I believe that the point of the authors apply to CES where the inputs are not of the same units, such as capital and labor.

Thank you in advance :slight_smile:

The point of these papers is that you need should carefully parameterize these models and need to be extra careful when doing comparative statics that may affect the steady state. The problem persists even with the same measurement units. You can see this in Cantore/Levine (2012), equations (6-7). The parameters change also in the exponent.

Ok just read De Jong’s paper. I think the normalization is easier to implement to have a dimensionless system.

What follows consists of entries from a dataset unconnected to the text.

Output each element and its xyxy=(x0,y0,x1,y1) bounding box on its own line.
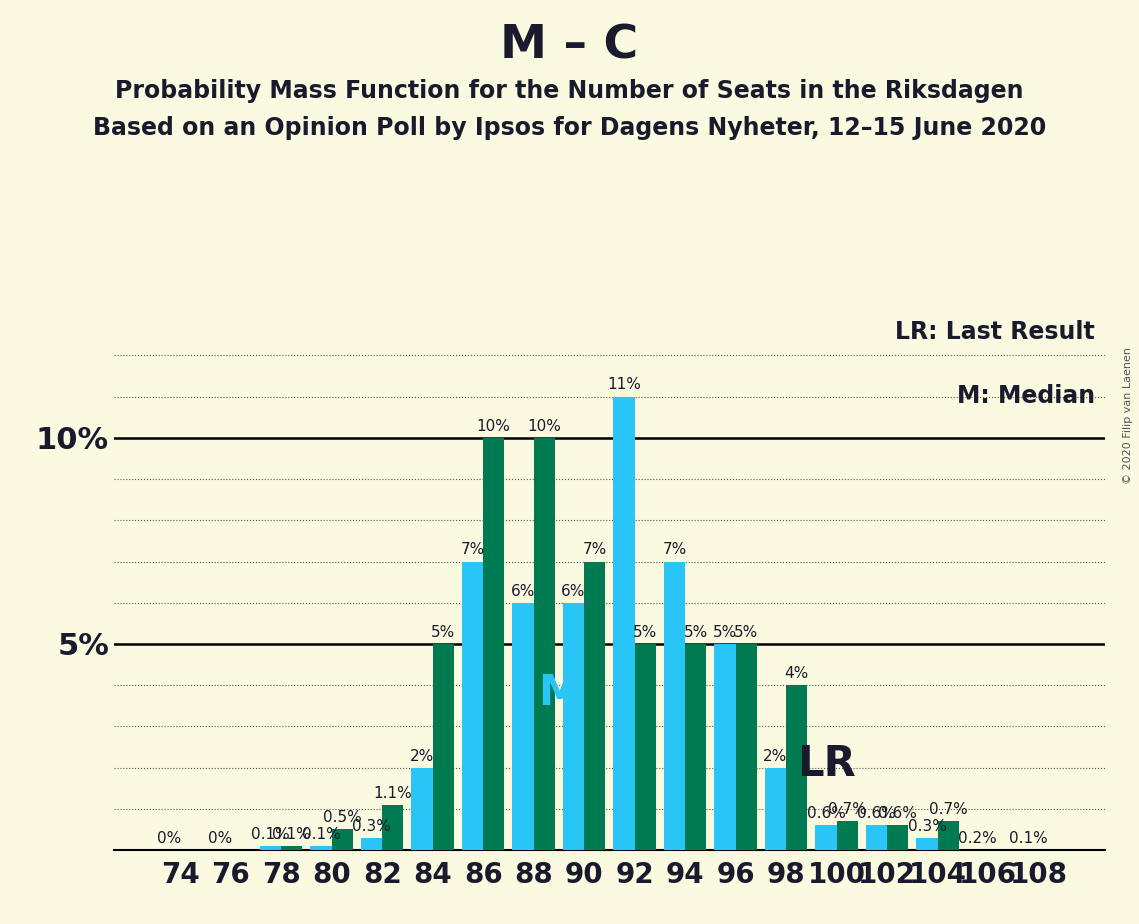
Bar xyxy=(260,846,281,850)
Text: 0%: 0% xyxy=(208,831,232,846)
Text: 0.1%: 0.1% xyxy=(302,827,341,842)
Bar xyxy=(411,768,433,850)
Bar xyxy=(816,825,837,850)
Bar xyxy=(563,602,584,850)
Text: 7%: 7% xyxy=(582,542,607,557)
Bar xyxy=(311,846,331,850)
Text: 0.7%: 0.7% xyxy=(928,802,967,817)
Text: 5%: 5% xyxy=(431,625,456,639)
Text: 0.1%: 0.1% xyxy=(252,827,290,842)
Bar xyxy=(361,838,382,850)
Text: 0%: 0% xyxy=(157,831,182,846)
Text: 10%: 10% xyxy=(477,419,510,433)
Text: 0.3%: 0.3% xyxy=(908,819,947,833)
Text: 0.1%: 0.1% xyxy=(1009,831,1048,846)
Text: 1.1%: 1.1% xyxy=(374,785,412,800)
Text: 7%: 7% xyxy=(663,542,687,557)
Text: 10%: 10% xyxy=(527,419,562,433)
Bar xyxy=(281,846,302,850)
Bar xyxy=(331,830,353,850)
Text: 11%: 11% xyxy=(607,378,641,393)
Text: 4%: 4% xyxy=(785,666,809,681)
Text: M: Median: M: Median xyxy=(957,383,1095,407)
Bar xyxy=(686,644,706,850)
Bar xyxy=(937,821,959,850)
Text: 0.7%: 0.7% xyxy=(828,802,867,817)
Text: 6%: 6% xyxy=(510,584,535,599)
Text: © 2020 Filip van Laenen: © 2020 Filip van Laenen xyxy=(1123,347,1133,484)
Bar xyxy=(382,805,403,850)
Text: 5%: 5% xyxy=(683,625,707,639)
Bar xyxy=(584,562,605,850)
Bar xyxy=(866,825,887,850)
Text: 2%: 2% xyxy=(763,748,788,763)
Text: 0.6%: 0.6% xyxy=(878,807,917,821)
Text: 0.2%: 0.2% xyxy=(958,831,997,846)
Bar xyxy=(462,562,483,850)
Bar xyxy=(837,821,858,850)
Text: M – C: M – C xyxy=(500,23,639,68)
Text: Based on an Opinion Poll by Ipsos for Dagens Nyheter, 12–15 June 2020: Based on an Opinion Poll by Ipsos for Da… xyxy=(93,116,1046,140)
Text: 0.6%: 0.6% xyxy=(857,807,896,821)
Text: 5%: 5% xyxy=(713,625,737,639)
Text: 7%: 7% xyxy=(460,542,485,557)
Text: LR: LR xyxy=(797,743,855,784)
Bar xyxy=(765,768,786,850)
Text: 2%: 2% xyxy=(410,748,434,763)
Text: 0.3%: 0.3% xyxy=(352,819,391,833)
Bar xyxy=(483,438,505,850)
Bar xyxy=(433,644,453,850)
Text: Probability Mass Function for the Number of Seats in the Riksdagen: Probability Mass Function for the Number… xyxy=(115,79,1024,103)
Bar xyxy=(634,644,656,850)
Text: 6%: 6% xyxy=(562,584,585,599)
Bar xyxy=(714,644,736,850)
Bar xyxy=(533,438,555,850)
Bar xyxy=(614,396,634,850)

But if I normalize the CES production and consumption functions, I should also normalize all the budget equations by dividing variables by their SS value, right @jpfeifer ? (government and households’ budget constraints)

Thank you

I am not sure I understand the problem. The usual approach is to leave the budget constraints unchanged but choose the “share parameters” to actually match the respective shares. You might find Appendix A.3 of
https://www.econometricsociety.org/publications/quantitative-economics/2021/05/01/Uncertaintydriven-business-cycles-Assessing-the-markup-channel
helpful.

Thank you, indeed helpful @jpfeifer .

If I follow Klump et al. (2012)'s normalized function, in the production funtion, Y(t), K(t) and L(t) are dived by their steady state values Y0, K0, L0. I just wondered if I had to do the same thing to every variable in the module or occurence of Y, K and L, even in the budget constraints: in the budget constraint of households the rental rate rK(t) becomes rK(t)/K0.

I’ll stick to just normalizing the CES functions only in the model, following your paper.

Thanks

No, the normalization is about the production function, not the whole model.